The study revealed that the major source of CSA information for both male and female farmers is government extension officers. The major channel through which the extension officers transfer CSA information to female farmers is farm visit by the extension officers. The major channel for male farmers is farmers' visit to the extension officers' office. However, both male and female farmers preferred extension officers to transfer CSA information to them through farm visit by extension officers. The study also revealed that there is a poor level of CSA information dissemination in the Pru District. However, there is a gender differential in access to CSA information among farmers in the Pru District, which is biased towards men. Male farmers have more access to CSA information than female farmers because female farmers are not involved in deciding meeting schedules with extension officers, female farmers miss extension
programs because of their numerous farm and off-farm duties, cultural norms that limit female farmers from interacting with strangers for information, and female farmers could not afford to regularly visit extension officers' office for CSA information.

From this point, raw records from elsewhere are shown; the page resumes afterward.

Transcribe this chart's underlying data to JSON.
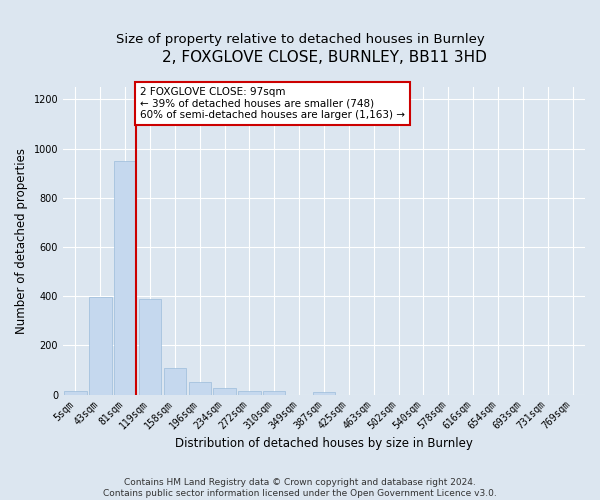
{
  "title": "2, FOXGLOVE CLOSE, BURNLEY, BB11 3HD",
  "subtitle": "Size of property relative to detached houses in Burnley",
  "xlabel": "Distribution of detached houses by size in Burnley",
  "ylabel": "Number of detached properties",
  "categories": [
    "5sqm",
    "43sqm",
    "81sqm",
    "119sqm",
    "158sqm",
    "196sqm",
    "234sqm",
    "272sqm",
    "310sqm",
    "349sqm",
    "387sqm",
    "425sqm",
    "463sqm",
    "502sqm",
    "540sqm",
    "578sqm",
    "616sqm",
    "654sqm",
    "693sqm",
    "731sqm",
    "769sqm"
  ],
  "values": [
    15,
    395,
    950,
    390,
    110,
    52,
    25,
    15,
    13,
    0,
    12,
    0,
    0,
    0,
    0,
    0,
    0,
    0,
    0,
    0,
    0
  ],
  "bar_color": "#c5d8ee",
  "bar_edge_color": "#9bbcdb",
  "vline_color": "#cc0000",
  "annotation_text": "2 FOXGLOVE CLOSE: 97sqm\n← 39% of detached houses are smaller (748)\n60% of semi-detached houses are larger (1,163) →",
  "annotation_box_color": "white",
  "annotation_box_edge": "#cc0000",
  "ylim": [
    0,
    1250
  ],
  "yticks": [
    0,
    200,
    400,
    600,
    800,
    1000,
    1200
  ],
  "bg_color": "#dce6f0",
  "plot_bg_color": "#dce6f0",
  "footer": "Contains HM Land Registry data © Crown copyright and database right 2024.\nContains public sector information licensed under the Open Government Licence v3.0.",
  "title_fontsize": 11,
  "subtitle_fontsize": 9.5,
  "xlabel_fontsize": 8.5,
  "ylabel_fontsize": 8.5,
  "tick_fontsize": 7,
  "footer_fontsize": 6.5
}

The study therefore recommends that extension officers should involve female farmers in deciding meeting schedules, there should be social and economic empowerment programs to help female farmers access CSA information through diverse means such as radio and television, and there should be campaigns by the government and NGOs to eradicate cultural norms that limit women's mobility as they make efforts to access CSA information. The study again recommends that the Ministry of Food and Agriculture (MoFA) must strengthen its extension department by increasing the number of extension officers and logistics so that the officers can regularly and easily visit farmers on their farms to deliver information on CSA practices.

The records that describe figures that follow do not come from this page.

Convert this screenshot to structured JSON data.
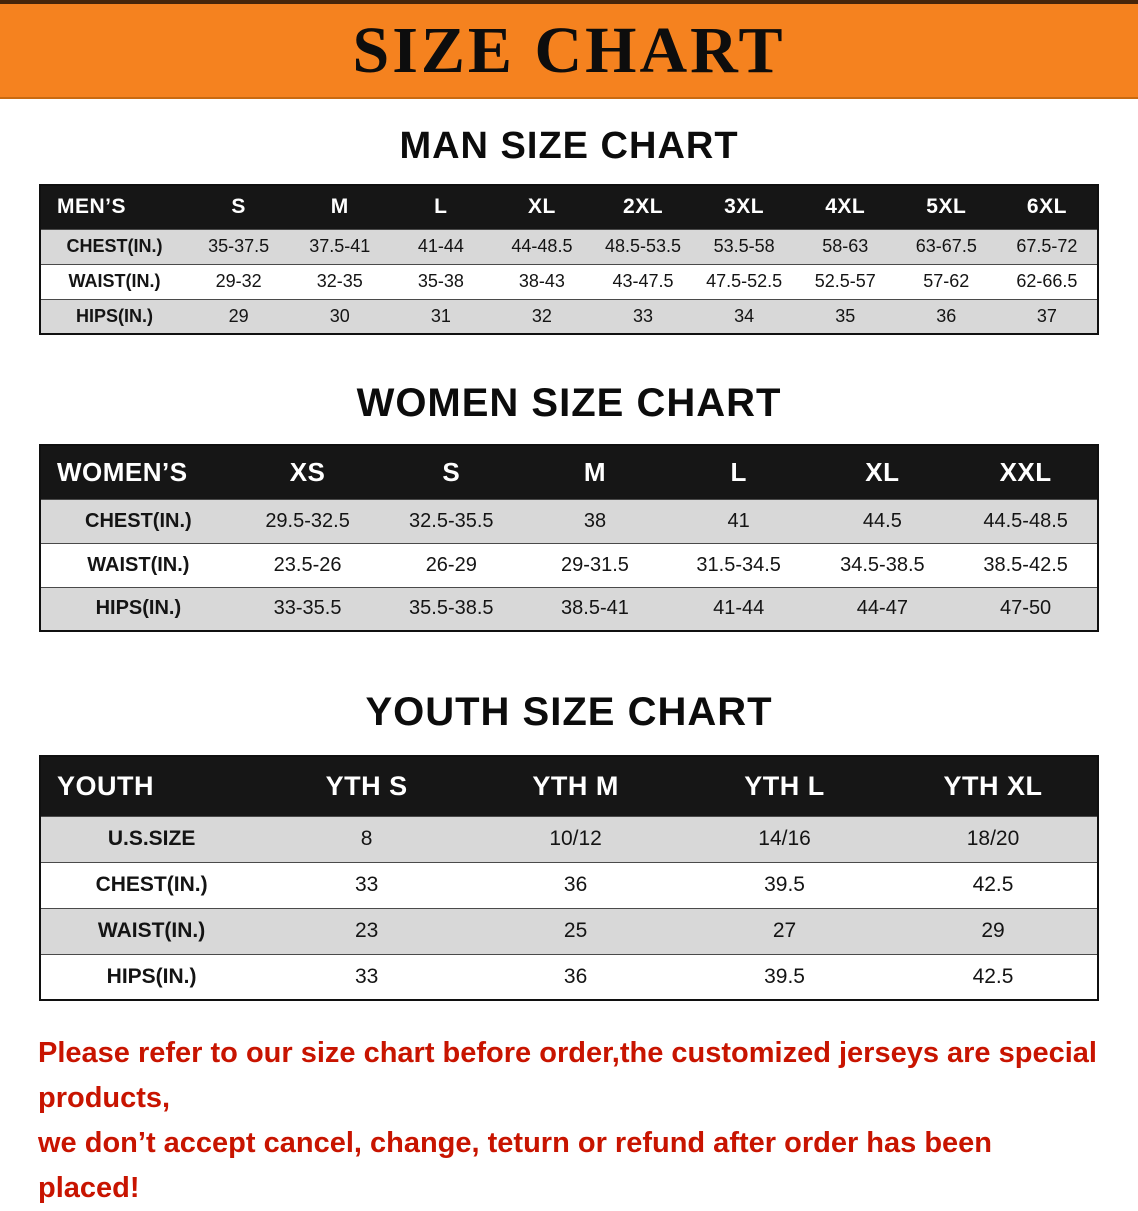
{
  "banner": {
    "title": "SIZE CHART"
  },
  "sections": [
    {
      "id": "men",
      "heading": "MAN SIZE CHART",
      "columns": [
        "MEN’S",
        "S",
        "M",
        "L",
        "XL",
        "2XL",
        "3XL",
        "4XL",
        "5XL",
        "6XL"
      ],
      "rows": [
        {
          "label": "CHEST(IN.)",
          "values": [
            "35-37.5",
            "37.5-41",
            "41-44",
            "44-48.5",
            "48.5-53.5",
            "53.5-58",
            "58-63",
            "63-67.5",
            "67.5-72"
          ]
        },
        {
          "label": "WAIST(IN.)",
          "values": [
            "29-32",
            "32-35",
            "35-38",
            "38-43",
            "43-47.5",
            "47.5-52.5",
            "52.5-57",
            "57-62",
            "62-66.5"
          ]
        },
        {
          "label": "HIPS(IN.)",
          "values": [
            "29",
            "30",
            "31",
            "32",
            "33",
            "34",
            "35",
            "36",
            "37"
          ]
        }
      ]
    },
    {
      "id": "women",
      "heading": "WOMEN SIZE CHART",
      "columns": [
        "WOMEN’S",
        "XS",
        "S",
        "M",
        "L",
        "XL",
        "XXL"
      ],
      "rows": [
        {
          "label": "CHEST(IN.)",
          "values": [
            "29.5-32.5",
            "32.5-35.5",
            "38",
            "41",
            "44.5",
            "44.5-48.5"
          ]
        },
        {
          "label": "WAIST(IN.)",
          "values": [
            "23.5-26",
            "26-29",
            "29-31.5",
            "31.5-34.5",
            "34.5-38.5",
            "38.5-42.5"
          ]
        },
        {
          "label": "HIPS(IN.)",
          "values": [
            "33-35.5",
            "35.5-38.5",
            "38.5-41",
            "41-44",
            "44-47",
            "47-50"
          ]
        }
      ]
    },
    {
      "id": "youth",
      "heading": "YOUTH SIZE CHART",
      "columns": [
        "YOUTH",
        "YTH S",
        "YTH M",
        "YTH L",
        "YTH XL"
      ],
      "rows": [
        {
          "label": "U.S.SIZE",
          "values": [
            "8",
            "10/12",
            "14/16",
            "18/20"
          ]
        },
        {
          "label": "CHEST(IN.)",
          "values": [
            "33",
            "36",
            "39.5",
            "42.5"
          ]
        },
        {
          "label": "WAIST(IN.)",
          "values": [
            "23",
            "25",
            "27",
            "29"
          ]
        },
        {
          "label": "HIPS(IN.)",
          "values": [
            "33",
            "36",
            "39.5",
            "42.5"
          ]
        }
      ]
    }
  ],
  "note": {
    "line1": "Please refer to our size chart before order,the customized jerseys are special products,",
    "line2": "we don’t accept cancel, change, teturn or refund after order has been placed!"
  },
  "colors": {
    "banner_bg": "#f5821f",
    "table_header_bg": "#161616",
    "row_alt_bg": "#d8d8d8",
    "note_red": "#c81400"
  }
}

Agriculture is currently undergoing significant transformation to meet food demands under the realities of climate change. Without doubt, this effort will bring into focus the important role that information plays in creating awareness and enabling farmers to adopt innovative practices for increasing production levels. Based on food consumption patterns and population growth, food production needs to increase by 70% or more in order for food demands to be met by 2050 (Ashish et al., 2017). This is a huge task as climate change is expected to reduce food production and therefore threaten the capacity of agriculture to feed the ever increasing population of the globe, especially in developing countries where additional 2.4 billion people are expected by 2050, concentrated in Sub-Saharan Africa and South Asia (Leslie et al., 2014). Climate change has already reduced global yields of maize by 3.8% and wheat by 5.5% (Leslie et al., 2014). Across Africa, wheat yields are estimated to drop by 17% and maize by 5% before 2050 (Knox et al., 2012).

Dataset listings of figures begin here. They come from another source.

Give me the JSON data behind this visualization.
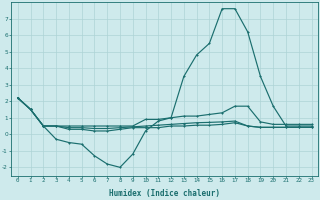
{
  "xlabel": "Humidex (Indice chaleur)",
  "background_color": "#ceeaec",
  "grid_color": "#aed4d6",
  "line_color": "#1a6e6e",
  "x_values": [
    0,
    1,
    2,
    3,
    4,
    5,
    6,
    7,
    8,
    9,
    10,
    11,
    12,
    13,
    14,
    15,
    16,
    17,
    18,
    19,
    20,
    21,
    22,
    23
  ],
  "line1_y": [
    2.2,
    1.5,
    0.5,
    0.5,
    0.5,
    0.5,
    0.5,
    0.5,
    0.5,
    0.5,
    0.9,
    0.9,
    1.0,
    1.1,
    1.1,
    1.2,
    1.3,
    1.7,
    1.7,
    0.75,
    0.6,
    0.6,
    0.6,
    0.6
  ],
  "line2_y": [
    2.2,
    1.5,
    0.5,
    -0.3,
    -0.5,
    -0.6,
    -1.3,
    -1.8,
    -2.0,
    -1.2,
    0.2,
    0.8,
    1.0,
    3.5,
    4.8,
    5.5,
    7.6,
    7.6,
    6.2,
    3.5,
    1.7,
    0.5,
    0.5,
    0.5
  ],
  "line3_y": [
    2.2,
    1.5,
    0.5,
    0.5,
    0.3,
    0.3,
    0.2,
    0.2,
    0.3,
    0.4,
    0.4,
    0.4,
    0.5,
    0.5,
    0.55,
    0.55,
    0.6,
    0.7,
    0.5,
    0.42,
    0.42,
    0.42,
    0.42,
    0.42
  ],
  "line4_y": [
    2.2,
    1.5,
    0.5,
    0.5,
    0.4,
    0.4,
    0.35,
    0.35,
    0.4,
    0.45,
    0.5,
    0.55,
    0.6,
    0.65,
    0.7,
    0.72,
    0.75,
    0.8,
    0.5,
    0.42,
    0.42,
    0.42,
    0.42,
    0.42
  ],
  "ylim": [
    -2.5,
    8.0
  ],
  "xlim": [
    -0.5,
    23.5
  ]
}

The devastating impacts of climate change have necessitated agriculture to depend more on the transfer of information regarding weather trends and best farm practices. Information dissemination regarding these areas aids farmers to plan their farm activities in order to adapt to the devastating effects of climate change on crop yield. For instance, farmers' access to information regarding rainfall and temperature patterns, crops to plant, market price of farm produce, where to buy farm inputs, where to get credit, how to operate farm tools, how to apply
fertilizer etc. are very crucial in enhancing the farmer's output levels and resilience to climate change.